To input images, just interleave together an ImageChunk – consisting of your image, saved as bytes – with text chunks. For example:
model_input = tinker.ModelInput(chunks=[
tinker.types.ImageChunk(data=image_data, format="png"),
tinker.types.EncodedTextChunk(tokens=tokenizer.encode("What is this?")),
])
These vision inputs can be used in a variety of applications out-of-the-box, including SFT and RL finetuning.
To demonstrate vision understanding in action, we are sharing a new cookbook recipe for fine-tuning VLMs as image classifiers. Qwen3-VL-235B-A22B-Instruct obtains reasonable accuracy even given just one example per class; performance improves with more labeled data.
Training image classifiers with Tinker
To showcase Tinker’s new vision capabilities, we finetuned Qwen3-VL-235B-A22B-Instruct to classify images on four classic datasets:
- Caltech 101, a dataset of 101 general object categories.
- Stanford Cars, a dataset of car makes, models, and years.
- Oxford Flowers, a dataset of flower species.
- Oxford Pets, a dataset of pet breeds.
Since Qwen3-VL is a language model, we frame classification as text generation: given an image, the model outputs the class name. We compare this approach against a traditional vision baseline of finetuning a vision-only model — DINOv2-base. DINOv2 is a self-supervised vision transformer that was trained to encode images, and is commonly used as a backbone for pure computer vision tasks. For DINOv2, we add a classification head that predicts a distribution over all N classes. Both models are fine-tuned with LoRA.
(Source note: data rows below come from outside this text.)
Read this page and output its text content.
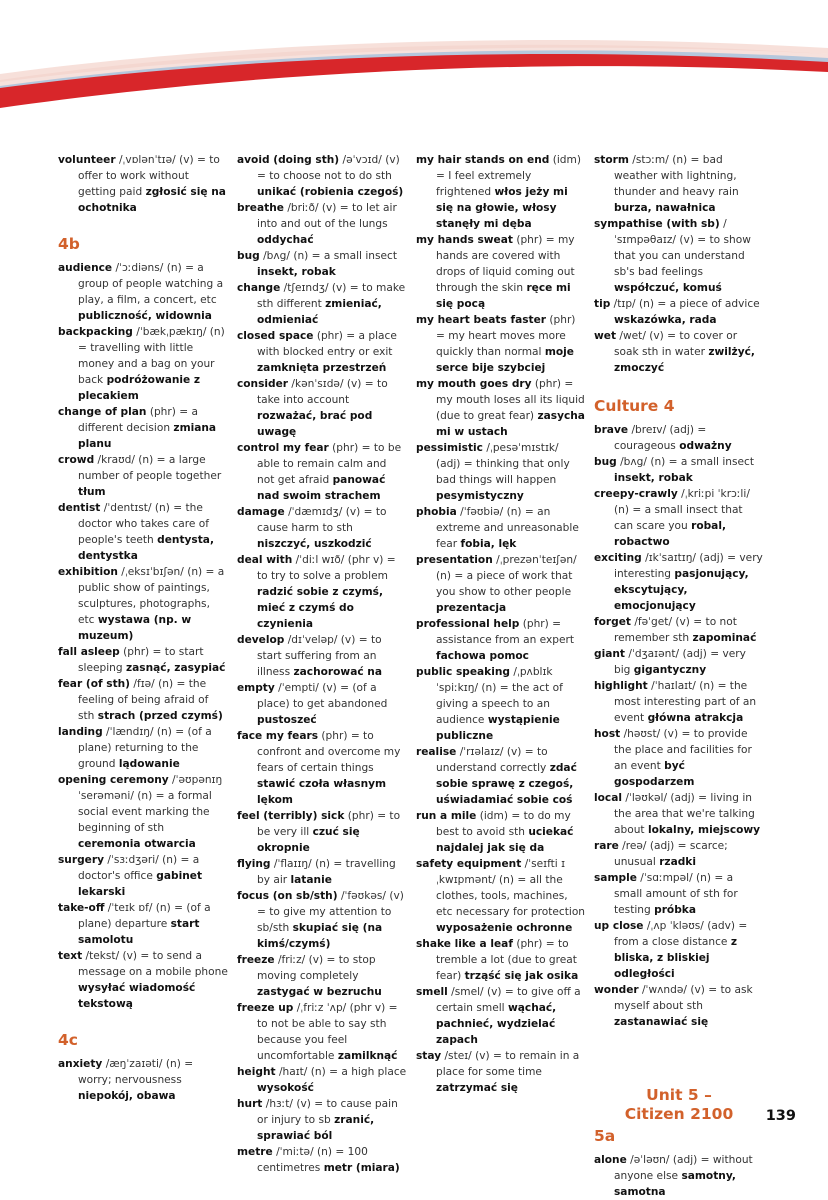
volunteer /ˌvɒlənˈtɪə/ (v) = to offer to work without getting paid zgłosić się na ochotnika
4b
audience /ˈɔːdiəns/ (n) = a group of people watching a play, a film, a concert, etc publiczność, widownia
backpacking /ˈbækˌpækɪŋ/ (n) = travelling with little money and a bag on your back podróżowanie z plecakiem
change of plan (phr) = a different decision zmiana planu
crowd /kraʊd/ (n) = a large number of people together tłum
dentist /ˈdentɪst/ (n) = the doctor who takes care of people's teeth dentysta, dentystka
exhibition /ˌeksɪˈbɪʃən/ (n) = a public show of paintings, sculptures, photographs, etc wystawa (np. w muzeum)
fall asleep (phr) = to start sleeping zasnąć, zasypiać
fear (of sth) /fɪə/ (n) = the feeling of being afraid of sth strach (przed czymś)
landing /ˈlændɪŋ/ (n) = (of a plane) returning to the ground lądowanie
opening ceremony /ˈəʊpənɪŋ ˈserəməni/ (n) = a formal social event marking the beginning of sth ceremonia otwarcia
surgery /ˈsɜːdʒəri/ (n) = a doctor's office gabinet lekarski
take-off /ˈteɪk ɒf/ (n) = (of a plane) departure start samolotu
text /tekst/ (v) = to send a message on a mobile phone wysyłać wiadomość tekstową
4c
anxiety /æŋˈzaɪəti/ (n) = worry; nervousness niepokój, obawa
avoid (doing sth) /əˈvɔɪd/ (v) = to choose not to do sth unikać (robienia czegoś)
breathe /briːð/ (v) = to let air into and out of the lungs oddychać
bug /bʌg/ (n) = a small insect insekt, robak
change /tʃeɪndʒ/ (v) = to make sth different zmieniać, odmieniać
closed space (phr) = a place with blocked entry or exit zamknięta przestrzeń
consider /kənˈsɪdə/ (v) = to take into account rozważać, brać pod uwagę
control my fear (phr) = to be able to remain calm and not get afraid panować nad swoim strachem
damage /ˈdæmɪdʒ/ (v) = to cause harm to sth niszczyć, uszkodzić
deal with /ˈdiːl wɪð/ (phr v) = to try to solve a problem radzić sobie z czymś, mieć z czymś do czynienia
develop /dɪˈveləp/ (v) = to start suffering from an illness zachorować na
empty /ˈempti/ (v) = (of a place) to get abandoned pustoszeć
face my fears (phr) = to confront and overcome my fears of certain things stawić czoła własnym lękom
feel (terribly) sick (phr) = to be very ill czuć się okropnie
flying /ˈflaɪɪŋ/ (n) = travelling by air latanie
focus (on sb/sth) /ˈfəʊkəs/ (v) = to give my attention to sb/sth skupiać się (na kimś/czymś)
freeze /friːz/ (v) = to stop moving completely zastygać w bezruchu
freeze up /ˌfriːz ˈʌp/ (phr v) = to not be able to say sth because you feel uncomfortable zamilknąć
height /haɪt/ (n) = a high place wysokość
hurt /hɜːt/ (v) = to cause pain or injury to sb zranić, sprawiać ból
metre /ˈmiːtə/ (n) = 100 centimetres metr (miara)
my hair stands on end (idm) = I feel extremely frightened włos jeży mi się na głowie, włosy stanęły mi dęba
my hands sweat (phr) = my hands are covered with drops of liquid coming out through the skin ręce mi się pocą
my heart beats faster (phr) = my heart moves more quickly than normal moje serce bije szybciej
my mouth goes dry (phr) = my mouth loses all its liquid (due to great fear) zasycha mi w ustach
pessimistic /ˌpesəˈmɪstɪk/ (adj) = thinking that only bad things will happen pesymistyczny
phobia /ˈfəʊbiə/ (n) = an extreme and unreasonable fear fobia, lęk
presentation /ˌprezənˈteɪʃən/ (n) = a piece of work that you show to other people prezentacja
professional help (phr) = assistance from an expert fachowa pomoc
public speaking /ˌpʌblɪk ˈspiːkɪŋ/ (n) = the act of giving a speech to an audience wystąpienie publiczne
realise /ˈrɪəlaɪz/ (v) = to understand correctly zdać sobie sprawę z czegoś, uświadamiać sobie coś
run a mile (idm) = to do my best to avoid sth uciekać najdalej jak się da
safety equipment /ˈseɪfti ɪˌkwɪpmənt/ (n) = all the clothes, tools, machines, etc necessary for protection wyposażenie ochronne
shake like a leaf (phr) = to tremble a lot (due to great fear) trząść się jak osika
smell /smel/ (v) = to give off a certain smell wąchać, pachnieć, wydzielać zapach
stay /steɪ/ (v) = to remain in a place for some time zatrzymać się
storm /stɔːm/ (n) = bad weather with lightning, thunder and heavy rain burza, nawałnica
sympathise (with sb) /ˈsɪmpəθaɪz/ (v) = to show that you can understand sb's bad feelings współczuć, komuś
tip /tɪp/ (n) = a piece of advice wskazówka, rada
wet /wet/ (v) = to cover or soak sth in water zwilżyć, zmoczyć
Culture 4
brave /breɪv/ (adj) = courageous odważny
bug /bʌg/ (n) = a small insect insekt, robak
creepy-crawly /ˌkriːpi ˈkrɔːli/ (n) = a small insect that can scare you robal, robactwo
exciting /ɪkˈsaɪtɪŋ/ (adj) = very interesting pasjonujący, ekscytujący, emocjonujący
forget /fəˈget/ (v) = to not remember sth zapominać
giant /ˈdʒaɪənt/ (adj) = very big gigantyczny
highlight /ˈhaɪlaɪt/ (n) = the most interesting part of an event główna atrakcja
host /həʊst/ (v) = to provide the place and facilities for an event być gospodarzem
local /ˈləʊkəl/ (adj) = living in the area that we're talking about lokalny, miejscowy
rare /reə/ (adj) = scarce; unusual rzadki
sample /ˈsɑːmpəl/ (n) = a small amount of sth for testing próbka
up close /ˌʌp ˈkləʊs/ (adv) = from a close distance z bliska, z bliskiej odległości
wonder /ˈwʌndə/ (v) = to ask myself about sth zastanawiać się
Unit 5 –
Citizen 2100
5a
alone /əˈləʊn/ (adj) = without anyone else samotny, samotna
139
Labeled image data is scarce for many real-world use cases, so data efficiency is the primary measure we look at. We show the classification accuracy when sweeping across the number of labeled examples per class, starting with just a single one.
In the limited-data regime, Qwen3-VL-235-A22B outperforms DINOv2. Not only is it a bigger model, but as a VLM, it also comes with language knowledge out-of-the-box (i.e. what a “golden retriever” or “sunflower” is). This general language-and-vision capability of Qwen3-VL makes it readily available for vision tasks beyond classification.
Happy Holidays
Tinker exists to enable builders and researchers to train and customize state-of-the-art models. As always, we look forward to seeing what you build with Tinker. Happy holidays!